On Sat, 13 Dec 2008 01:56:27 GMT, Owen Duffy wrote:

I refer to the diagram at http://www.vk1od.net/lost/Fig6.png which is
from an article by the then VK2ZAB (now VK3EJ) on stacking Yagis.


Hi Owen,

This illustration seems to serve other commentary as it is filled with
odd eccentricities that are not very germane to the issue you raise
below. Eccentricities aside for the moment, I have to make a lot of
presumptions about an odd arrangement of 12 radiators. Some of them
are symmetrical by groups, but not all of them are symmetrical in
toto. I presume the groups are significant; but initially, what they
are significant of escapes me.

The + and - markings in the top tier four group, along with the
commentary, is suggestive; and I have to supply experience in the
matter to know that not ALL +s are connected together (and neither are
all -s connected together). I presume this top tier is a 4-Bay, but
there is nothing to support this except the graphical allusion.

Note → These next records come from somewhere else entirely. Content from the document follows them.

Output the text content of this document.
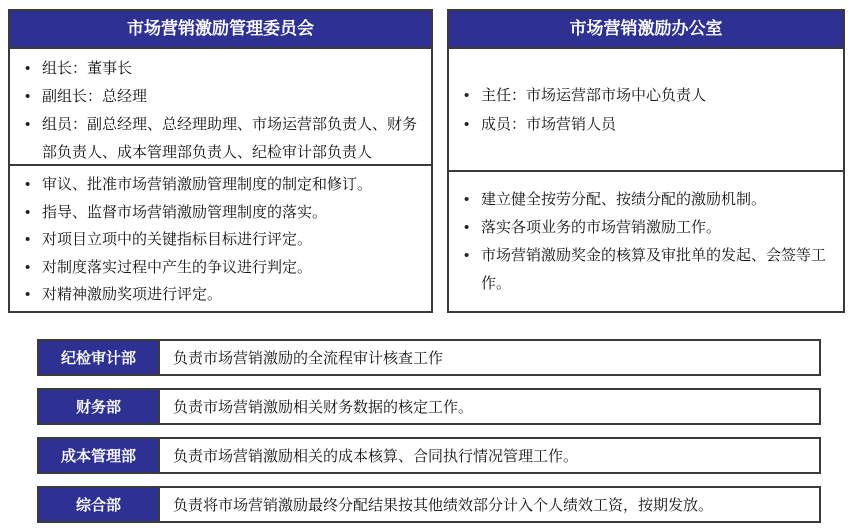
市场营销激励管理委员会
• 组长：董事长
• 副组长：总经理
• 组员：副总经理、总经理助理、市场运营部负责人、财务部负责人、成本管理部负责人、纪检审计部负责人
• 审议、批准市场营销激励管理制度的制定和修订。
• 指导、监督市场营销激励管理制度的落实。
• 对项目立项中的关键指标目标进行评定。
• 对制度落实过程中产生的争议进行判定。
• 对精神激励奖项进行评定。
市场营销激励办公室
• 主任：市场运营部市场中心负责人
• 成员：市场营销人员
• 建立健全按劳分配、按绩分配的激励机制。
• 落实各项业务的市场营销激励工作。
• 市场营销激励奖金的核算及审批单的发起、会签等工作。
纪检审计部	负责市场营销激励的全流程审计核查工作
财务部	负责市场营销激励相关财务数据的核定工作。
成本管理部	负责市场营销激励相关的成本核算、合同执行情况管理工作。
综合部	负责将市场营销激励最终分配结果按其他绩效部分计入个人绩效工资，按期发放。
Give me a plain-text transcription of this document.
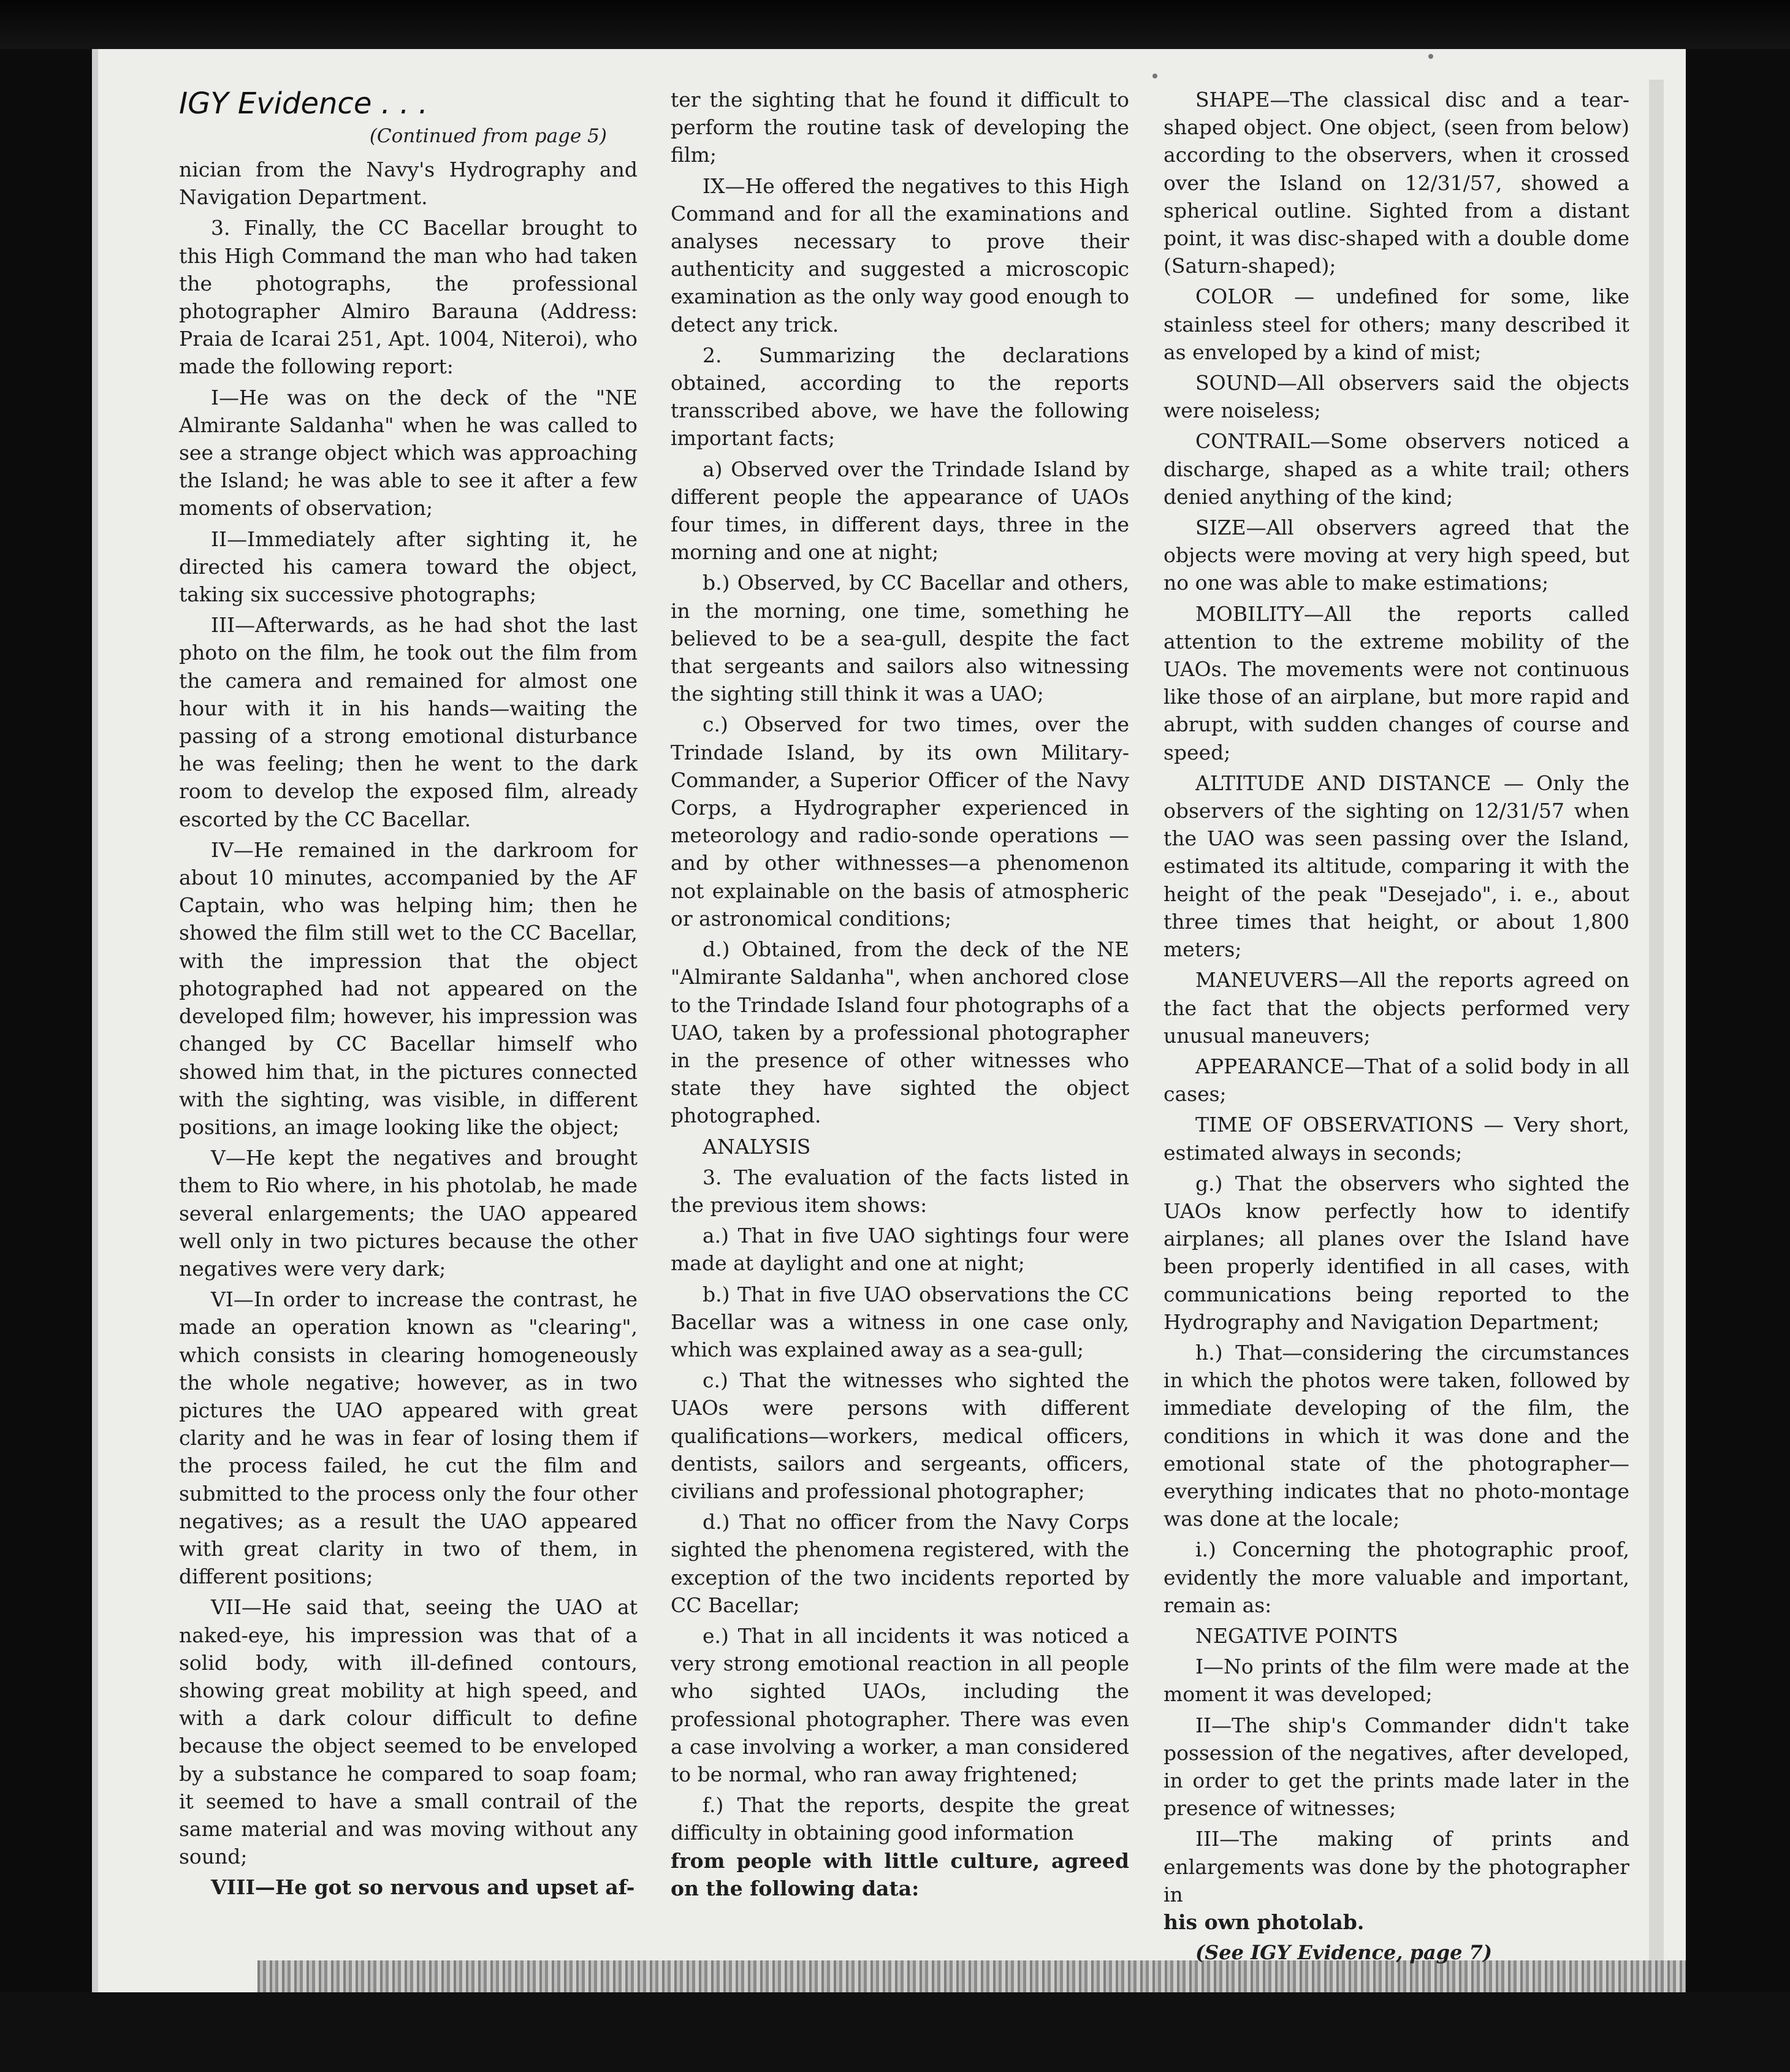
IGY Evidence . . .
(Continued from page 5)

nician from the Navy's Hydrography and Navigation Department.

3. Finally, the CC Bacellar brought to this High Command the man who had taken the photographs, the professional photographer Almiro Barauna (Address: Praia de Icarai 251, Apt. 1004, Niteroi), who made the following report:

I—He was on the deck of the "NE Almirante Saldanha" when he was called to see a strange object which was approaching the Island; he was able to see it after a few moments of observation;

II—Immediately after sighting it, he directed his camera toward the object, taking six successive photographs;

III—Afterwards, as he had shot the last photo on the film, he took out the film from the camera and remained for almost one hour with it in his hands—waiting the passing of a strong emotional disturbance he was feeling; then he went to the dark room to develop the exposed film, already escorted by the CC Bacellar.

IV—He remained in the darkroom for about 10 minutes, accompanied by the AF Captain, who was helping him; then he showed the film still wet to the CC Bacellar, with the impression that the object photographed had not appeared on the developed film; however, his impression was changed by CC Bacellar himself who showed him that, in the pictures connected with the sighting, was visible, in different positions, an image looking like the object;

V—He kept the negatives and brought them to Rio where, in his photolab, he made several enlargements; the UAO appeared well only in two pictures because the other negatives were very dark;

VI—In order to increase the contrast, he made an operation known as "clearing", which consists in clearing homogeneously the whole negative; however, as in two pictures the UAO appeared with great clarity and he was in fear of losing them if the process failed, he cut the film and submitted to the process only the four other negatives; as a result the UAO appeared with great clarity in two of them, in different positions;

VII—He said that, seeing the UAO at naked-eye, his impression was that of a solid body, with ill-defined contours, showing great mobility at high speed, and with a dark colour difficult to define because the object seemed to be enveloped by a substance he compared to soap foam; it seemed to have a small contrail of the same material and was moving without any sound;

VIII—He got so nervous and upset af-

ter the sighting that he found it difficult to perform the routine task of developing the film;

IX—He offered the negatives to this High Command and for all the examinations and analyses necessary to prove their authenticity and suggested a microscopic examination as the only way good enough to detect any trick.

2. Summarizing the declarations obtained, according to the reports transscribed above, we have the following important facts;

a) Observed over the Trindade Island by different people the appearance of UAOs four times, in different days, three in the morning and one at night;

b.) Observed, by CC Bacellar and others, in the morning, one time, something he believed to be a sea-gull, despite the fact that sergeants and sailors also witnessing the sighting still think it was a UAO;

c.) Observed for two times, over the Trindade Island, by its own Military-Commander, a Superior Officer of the Navy Corps, a Hydrographer experienced in meteorology and radio-sonde operations —and by other withnesses—a phenomenon not explainable on the basis of atmospheric or astronomical conditions;

d.) Obtained, from the deck of the NE "Almirante Saldanha", when anchored close to the Trindade Island four photographs of a UAO, taken by a professional photographer in the presence of other witnesses who state they have sighted the object photographed.

ANALYSIS

3. The evaluation of the facts listed in the previous item shows:

a.) That in five UAO sightings four were made at daylight and one at night;

b.) That in five UAO observations the CC Bacellar was a witness in one case only, which was explained away as a sea-gull;

c.) That the witnesses who sighted the UAOs were persons with different qualifications—workers, medical officers, dentists, sailors and sergeants, officers, civilians and professional photographer;

d.) That no officer from the Navy Corps sighted the phenomena registered, with the exception of the two incidents reported by CC Bacellar;

e.) That in all incidents it was noticed a very strong emotional reaction in all people who sighted UAOs, including the professional photographer. There was even a case involving a worker, a man considered to be normal, who ran away frightened;

f.) That the reports, despite the great difficulty in obtaining good information

from people with little culture, agreed on the following data:

SHAPE—The classical disc and a tear-shaped object. One object, (seen from below) according to the observers, when it crossed over the Island on 12/31/57, showed a spherical outline. Sighted from a distant point, it was disc-shaped with a double dome (Saturn-shaped);

COLOR — undefined for some, like stainless steel for others; many described it as enveloped by a kind of mist;

SOUND—All observers said the objects were noiseless;

CONTRAIL—Some observers noticed a discharge, shaped as a white trail; others denied anything of the kind;

SIZE—All observers agreed that the objects were moving at very high speed, but no one was able to make estimations;

MOBILITY—All the reports called attention to the extreme mobility of the UAOs. The movements were not continuous like those of an airplane, but more rapid and abrupt, with sudden changes of course and speed;

ALTITUDE AND DISTANCE — Only the observers of the sighting on 12/31/57 when the UAO was seen passing over the Island, estimated its altitude, comparing it with the height of the peak "Desejado", i. e., about three times that height, or about 1,800 meters;

MANEUVERS—All the reports agreed on the fact that the objects performed very unusual maneuvers;

APPEARANCE—That of a solid body in all cases;

TIME OF OBSERVATIONS — Very short, estimated always in seconds;

g.) That the observers who sighted the UAOs know perfectly how to identify airplanes; all planes over the Island have been properly identified in all cases, with communications being reported to the Hydrography and Navigation Department;

h.) That—considering the circumstances in which the photos were taken, followed by immediate developing of the film, the conditions in which it was done and the emotional state of the photographer—everything indicates that no photo-montage was done at the locale;

i.) Concerning the photographic proof, evidently the more valuable and important, remain as:

NEGATIVE POINTS

I—No prints of the film were made at the moment it was developed;

II—The ship's Commander didn't take possession of the negatives, after developed, in order to get the prints made later in the presence of witnesses;

III—The making of prints and enlargements was done by the photographer in

his own photolab.

(See IGY Evidence, page 7)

Also from experience, I would presume that connections are not
horizontally placed, nor diagonally. The impression of incompleteness
is accruing.

I have highlighted two of the diagrams with a yellow background, and seek
opinions on them.


This implies (by your statement of "two" diagrams) that along this
middle tier of radiators, we have broken away from what might be a
4-Bay; and we are examining three pairs as choices put to an unstated
problem. Here, the eccentricity of what looks like an appendix
hanging from the folded element is further disturbed by what I can
only imagine to be an abstraction for a coax feedline. Incompleteness
is compounding.

If I am to pursue my forced presumptions, I would have to say that
this middle tier lacks many more alternatives in connections and
length variations. Incompleteness has reached saturation - which is
what I think you are responding to.

Referring firstly to the left hand one:

I suggest that the figure is in error because the scenario is not ALWAYS
wrong.

My contention is that at a single frequency, the phase inversion as a
result of the left to right swap of one driven element (DE) wrt the other
can be fully compensated for by ensuring that low loss feedline to one DE
is an odd number of electrical half waves longer than to the other.

Where the low loss feedline to one DE is an odd number of electrical half
waves longer than to the other, the Yagis are driven in phase.

The outcome being that the pattern at that frequency is approximately the
same as if equal length feedline branches were used.


Well, the original author does neglect to specify length, leaving it
to the reader's imagination to "presume" (have to say it) equal feed
lengths judged by eye. Unfortunately, the third example explicitly
offers this option, but only to those connections where phasing dots
are matched. Like I said, there are many missing alternatives.

Your imposition of an extra half wavelength in one feed may be
technically accurate, but it fights with the importance of their
length - which is to be found in the lost commentary, no doubt. I can
well guess, but that same commentary may illuminate these limited
choices and explain the eccentricities. I wouldn't want to slog
through that commentary, however.

Referring now to the right hand one:

I suggest that the figure is in error because the scenario is not ALWAYS
wrong.

My contention is that at a single frequency, that where the low loss
feedline to one DE is an integral number of electrical full waves longer
than to the other, the Yagis are driven in phase.


This would be a stretch of the imagination where application has
fallen into the ditch to serve argument. If the lengths drive
frequency to match to cable proportions in wavelength that do not
serve their loads, then such solutions are hardly useful.

The outcome being that the pattern at that frequency is approximately the
same as if equal length feedline branches were used.

Note that I am not trying to excite a purist discussion about branch vs
distributed feed arrangements for phased arrays.

Am I on the wrong track?


I am wondering why you are trying to resurrect this train wreck.